No, they did not. And nor, for that matter, have they shown any indication that they care about having so spectacularly failed. Despite the obvious risk of inflation, the Democrats spent and spent and spent and spent — and they continued to spend and spend and spend and spend, even after inflation had reached disastrous levels. Despite all the brightly flashing warning signs, Democrats pulled back from the border and refused to correct course on crime. As for the trans issue? One suspects that the Democratic Party will bury itself alive before it admits that there is something wrong there.

Frum contends that “people with bills to pay and families to raise have to think about their immediate concerns.” And yet, like the party with which he has now aligned himself, he does not seem able to follow the point to its logical conclusion. Instead, he sets about downplaying those “immediate concerns” and imploring voters to care more about the things that he cares about. “This year,” Frum writes, “voters would do well to consider not only their immediate discontent but also how their vote will reverberate through the years.” Eventually, he submits, nobody will care “what the price of gasoline was that November.” Why?

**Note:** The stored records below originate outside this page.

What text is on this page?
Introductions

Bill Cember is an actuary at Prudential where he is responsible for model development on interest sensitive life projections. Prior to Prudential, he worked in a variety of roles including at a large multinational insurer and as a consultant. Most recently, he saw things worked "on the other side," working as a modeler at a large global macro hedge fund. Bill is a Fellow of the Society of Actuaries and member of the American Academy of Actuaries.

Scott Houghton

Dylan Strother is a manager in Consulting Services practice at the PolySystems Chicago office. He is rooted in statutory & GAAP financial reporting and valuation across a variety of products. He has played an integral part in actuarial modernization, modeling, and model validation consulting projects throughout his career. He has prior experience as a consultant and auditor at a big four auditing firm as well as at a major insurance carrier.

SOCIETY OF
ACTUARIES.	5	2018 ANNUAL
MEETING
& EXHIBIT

Because “peace and democracy in Europe will be on the ballot in November too”; because “global financial stability may not be an electoral issue for most voters, but it will nevertheless be on the ballot in November”; because “equal justice under the law, even for the most powerful, is on the ballot in November”; and because, compared to those things, the issues motivating voters in this election are irrelevant.

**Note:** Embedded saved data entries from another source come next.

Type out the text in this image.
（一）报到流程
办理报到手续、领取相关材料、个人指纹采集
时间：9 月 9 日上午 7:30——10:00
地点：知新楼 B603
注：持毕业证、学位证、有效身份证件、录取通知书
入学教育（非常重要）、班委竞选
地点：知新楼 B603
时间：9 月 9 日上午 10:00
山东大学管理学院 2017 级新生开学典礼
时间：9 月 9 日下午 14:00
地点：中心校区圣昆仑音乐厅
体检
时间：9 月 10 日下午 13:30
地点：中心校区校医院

I disagree with this. As his comparison shows, Frum seems genuinely to believe that the very real problems of inflation, crime, illegal immigration, and trans extremism are of comparable salience to a short-lived Ebola outbreak that wasn’t especially important in the first place, when, in reality, those issues hit Maslow right in the feet. But, I repeat: That’s not the material point. The material point is that, once again, the people who talk the loudest about the supposed threat to our democracy do not actually act as if they believe that the threat is real. If I thought as Frum did — which I don’t — I would be livid with the Democratic Party right about now. Day in, day out, I would be screaming at it to stop trying to have it both ways and get its act together. Convinced that their electoral success was my only hope, I would demand over and over and over that the Democrats moderate; that they listen to what voters are telling them; and that, for now at least, they put their expansive agenda on the back burner. “Stop, stop, stop!” I would cry.

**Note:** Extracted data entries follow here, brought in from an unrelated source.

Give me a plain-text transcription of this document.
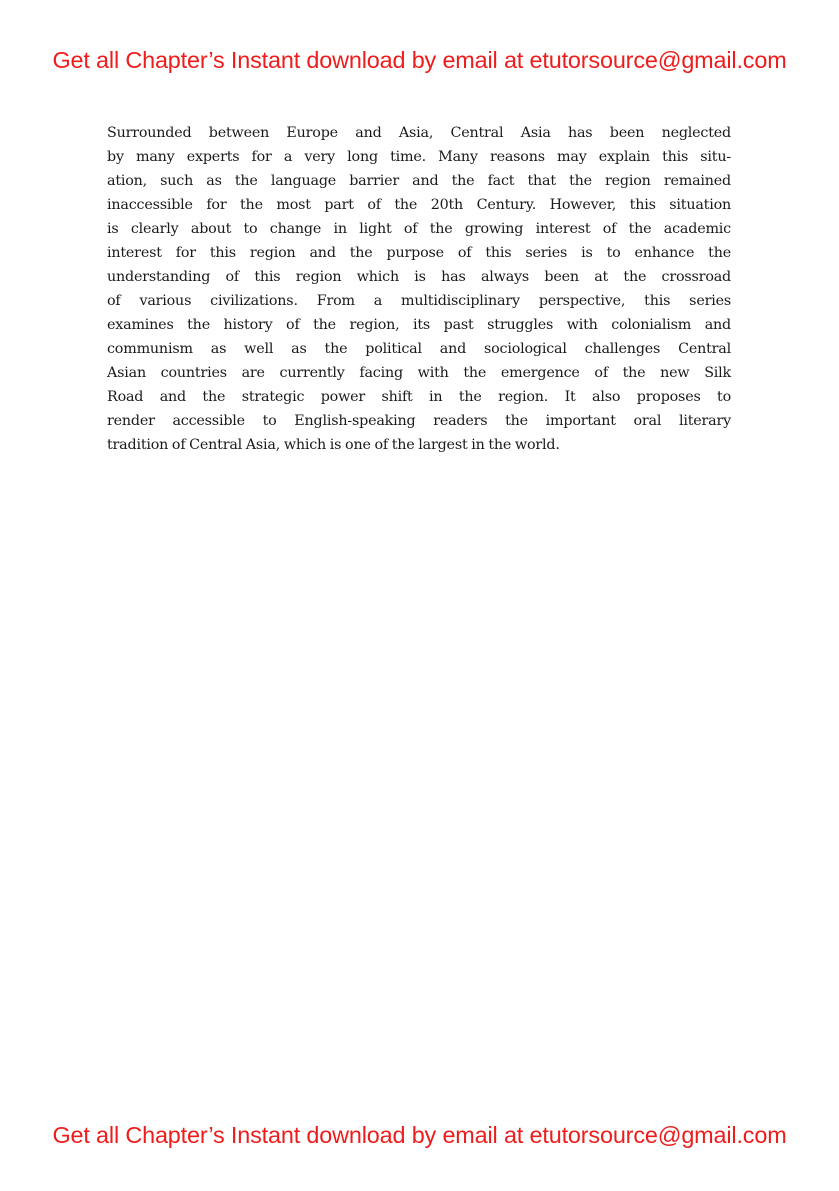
Get all Chapter’s Instant download by email at etutorsource@gmail.com
Surrounded between Europe and Asia, Central Asia has been neglected
by many experts for a very long time. Many reasons may explain this situ-
ation, such as the language barrier and the fact that the region remained
inaccessible for the most part of the 20th Century. However, this situation
is clearly about to change in light of the growing interest of the academic
interest for this region and the purpose of this series is to enhance the
understanding of this region which is has always been at the crossroad
of various civilizations. From a multidisciplinary perspective, this series
examines the history of the region, its past struggles with colonialism and
communism as well as the political and sociological challenges Central
Asian countries are currently facing with the emergence of the new Silk
Road and the strategic power shift in the region. It also proposes to
render accessible to English-speaking readers the important oral literary
tradition of Central Asia, which is one of the largest in the world.
Get all Chapter’s Instant download by email at etutorsource@gmail.com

Has Frum done any of this? Of course he hasn’t. His most recent pieces for the Atlantic are about the American Historical Association; the GOP’s supposed “glorification” of “political violence”; the many problems with Ron DeSantis; “the repatriation of stolen objects” in Western museums; the U.K. Constitution’s supposed superiority to America’s constitution; Donald Trump’s having walked into Joe Biden’s “trap”; Joe Biden’s “true” speech at Independence Hall; the cost of the GOP’s “investment in Trump”; Donald Trump’s being “back on the ballot”; the GOP’s inability to tell Donald Trump he’s wrong; and Donald Trump’s having “just told us his master plan.”

Despite an exhaustive search, I couldn’t find a Frum piece anywhere titled, “Hey, Democrats! This is important! What are you playing at, you fools?” Instead, I found an essay in which Frum insisted that, “Relative to its strength in Congress, the Biden administration has proved outstandingly successful.” 

There’s nothing to worry about, then: A Democratic landslide must be on its way to save the country.